Russian President Vladimir Putin has criticised the US strategy in Syria and called for a coordinated regional effort in support of president Bashar al-Assad in the run-up to his much-awaited address at the UN general assembly.
Russia has recently boosted its military support to Damascus, its long-time and only ally in the region, but Putin, who is also due to hold talks with US President Barack Obama after speaking in New York, said he doesn't plan to put combat troops on the ground at the moment.
"Russia will not participate in any troop operations in the territory of Syria or in any other states. Well, at least we don't plan on it right now," he said in an interview with CBS television. "But we are considering intensifying our work with both President Assad and with our partners in other countries".
Putin said that the Islamic State (Isis) group could be successfully fought only by supporting the Assad regime. "There is no other solution to the Syrian crisis than strengthening the effective government structures and rendering them help in fighting terrorists. But, at the same time, urging them to engage in positive dialogue with the rational opposition and conduct reform."

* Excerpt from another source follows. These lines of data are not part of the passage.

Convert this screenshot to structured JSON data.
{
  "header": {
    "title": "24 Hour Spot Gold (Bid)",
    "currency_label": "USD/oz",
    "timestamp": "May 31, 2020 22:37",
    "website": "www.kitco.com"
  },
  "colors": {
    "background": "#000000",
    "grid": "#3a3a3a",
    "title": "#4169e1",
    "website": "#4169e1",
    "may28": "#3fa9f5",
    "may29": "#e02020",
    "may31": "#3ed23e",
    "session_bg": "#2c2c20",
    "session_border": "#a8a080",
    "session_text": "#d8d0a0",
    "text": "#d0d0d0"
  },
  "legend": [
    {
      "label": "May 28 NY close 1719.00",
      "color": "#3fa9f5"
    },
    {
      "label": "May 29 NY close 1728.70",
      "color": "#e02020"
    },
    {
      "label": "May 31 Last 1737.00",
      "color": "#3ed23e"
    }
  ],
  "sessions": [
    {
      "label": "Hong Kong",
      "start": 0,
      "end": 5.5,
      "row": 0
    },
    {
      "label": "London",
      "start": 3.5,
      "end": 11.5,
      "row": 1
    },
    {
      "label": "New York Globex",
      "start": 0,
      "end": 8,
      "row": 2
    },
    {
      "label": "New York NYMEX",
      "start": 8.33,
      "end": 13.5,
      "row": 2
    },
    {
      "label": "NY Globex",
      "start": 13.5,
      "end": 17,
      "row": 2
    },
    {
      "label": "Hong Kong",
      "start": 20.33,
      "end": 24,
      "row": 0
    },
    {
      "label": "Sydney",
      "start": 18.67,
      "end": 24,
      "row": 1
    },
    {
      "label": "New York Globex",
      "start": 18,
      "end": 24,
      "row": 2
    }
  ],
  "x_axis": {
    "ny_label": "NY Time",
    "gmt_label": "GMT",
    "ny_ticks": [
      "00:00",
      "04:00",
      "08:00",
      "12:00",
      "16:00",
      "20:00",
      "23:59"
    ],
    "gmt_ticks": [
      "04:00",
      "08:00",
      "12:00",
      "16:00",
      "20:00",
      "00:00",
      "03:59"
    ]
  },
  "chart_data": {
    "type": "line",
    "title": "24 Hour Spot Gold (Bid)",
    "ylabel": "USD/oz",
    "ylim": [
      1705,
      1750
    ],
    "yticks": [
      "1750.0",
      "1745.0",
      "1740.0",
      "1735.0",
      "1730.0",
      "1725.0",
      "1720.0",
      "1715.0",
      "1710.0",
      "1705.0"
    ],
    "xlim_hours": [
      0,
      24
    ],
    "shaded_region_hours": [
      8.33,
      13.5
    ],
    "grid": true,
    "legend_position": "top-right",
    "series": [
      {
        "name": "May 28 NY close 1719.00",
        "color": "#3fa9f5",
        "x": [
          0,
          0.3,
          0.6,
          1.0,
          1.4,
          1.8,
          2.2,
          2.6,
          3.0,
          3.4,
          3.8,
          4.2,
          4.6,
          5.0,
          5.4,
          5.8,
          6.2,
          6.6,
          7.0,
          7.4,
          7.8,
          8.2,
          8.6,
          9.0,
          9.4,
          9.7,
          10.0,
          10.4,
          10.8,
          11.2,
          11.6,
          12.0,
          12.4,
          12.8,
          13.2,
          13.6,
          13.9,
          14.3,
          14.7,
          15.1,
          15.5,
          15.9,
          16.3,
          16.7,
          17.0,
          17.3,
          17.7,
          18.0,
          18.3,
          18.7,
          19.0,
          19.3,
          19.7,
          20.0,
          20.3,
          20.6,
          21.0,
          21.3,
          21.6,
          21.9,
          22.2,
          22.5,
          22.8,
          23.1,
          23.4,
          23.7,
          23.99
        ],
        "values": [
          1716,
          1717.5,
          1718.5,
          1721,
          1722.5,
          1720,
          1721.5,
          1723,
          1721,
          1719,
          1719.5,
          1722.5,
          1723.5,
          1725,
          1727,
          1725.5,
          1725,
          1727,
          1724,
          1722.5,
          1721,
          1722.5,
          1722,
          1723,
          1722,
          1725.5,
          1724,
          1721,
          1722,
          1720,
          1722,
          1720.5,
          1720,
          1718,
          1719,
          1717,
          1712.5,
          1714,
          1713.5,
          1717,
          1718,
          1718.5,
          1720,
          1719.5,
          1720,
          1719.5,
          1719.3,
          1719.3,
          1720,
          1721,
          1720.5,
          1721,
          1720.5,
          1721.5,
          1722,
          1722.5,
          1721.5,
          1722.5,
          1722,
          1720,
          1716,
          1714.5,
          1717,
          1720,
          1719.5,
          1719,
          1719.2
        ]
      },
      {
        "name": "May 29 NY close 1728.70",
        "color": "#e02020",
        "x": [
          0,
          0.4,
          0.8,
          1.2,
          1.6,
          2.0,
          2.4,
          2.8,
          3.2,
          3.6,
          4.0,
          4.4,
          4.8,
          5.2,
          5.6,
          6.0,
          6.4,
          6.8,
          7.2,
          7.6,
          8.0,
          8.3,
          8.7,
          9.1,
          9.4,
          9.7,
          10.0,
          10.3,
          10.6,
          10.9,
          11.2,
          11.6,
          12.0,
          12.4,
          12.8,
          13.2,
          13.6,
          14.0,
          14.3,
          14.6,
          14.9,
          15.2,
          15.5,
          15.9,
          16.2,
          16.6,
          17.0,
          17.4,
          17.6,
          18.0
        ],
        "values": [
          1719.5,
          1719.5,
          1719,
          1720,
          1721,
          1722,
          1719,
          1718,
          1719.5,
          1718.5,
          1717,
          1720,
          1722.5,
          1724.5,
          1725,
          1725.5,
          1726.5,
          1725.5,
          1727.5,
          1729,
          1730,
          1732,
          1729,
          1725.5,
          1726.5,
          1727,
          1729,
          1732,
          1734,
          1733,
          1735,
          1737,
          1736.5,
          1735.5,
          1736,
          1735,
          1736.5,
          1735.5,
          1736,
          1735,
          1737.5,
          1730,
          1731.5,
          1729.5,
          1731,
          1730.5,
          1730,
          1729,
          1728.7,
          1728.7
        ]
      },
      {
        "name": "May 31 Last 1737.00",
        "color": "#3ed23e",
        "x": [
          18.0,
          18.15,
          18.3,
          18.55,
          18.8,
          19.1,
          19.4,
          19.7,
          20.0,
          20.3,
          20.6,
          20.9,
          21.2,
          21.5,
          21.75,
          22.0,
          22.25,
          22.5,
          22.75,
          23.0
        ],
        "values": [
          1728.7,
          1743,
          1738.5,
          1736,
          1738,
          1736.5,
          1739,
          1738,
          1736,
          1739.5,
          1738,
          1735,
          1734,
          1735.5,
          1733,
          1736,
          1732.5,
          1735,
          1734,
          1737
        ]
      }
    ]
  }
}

He also took a jab at the Obama administration's so far fruitless effort to create an effective moderate rebel force loyal to Washington. A programme to train more than 5,000 fighters was recently described as "an abject failure" by US senator John McCain after the first group of recruits to enter Syrian territory quickly disbanded.
"It turns out that just 60 were properly trained, only four or five with weapons are fighting, while the rest of them simply took the American weapons and ran over to join Isis," Putin said. He went on to say that regime forces were the only legitimate army in Syria and supporting "illegal structures" such as other rebel groups was a breach of international law and the UN charter.
Meanwhile French fighter jets carried out their first air strikes against IS in Syria as part of a US-led coalition. Washington and its allies have long argued that Assad has to step down for a solution to the crisis to be workable. Regime forces have been accused of widespread atrocities against the population, something that Putin has dismissed as "propaganda".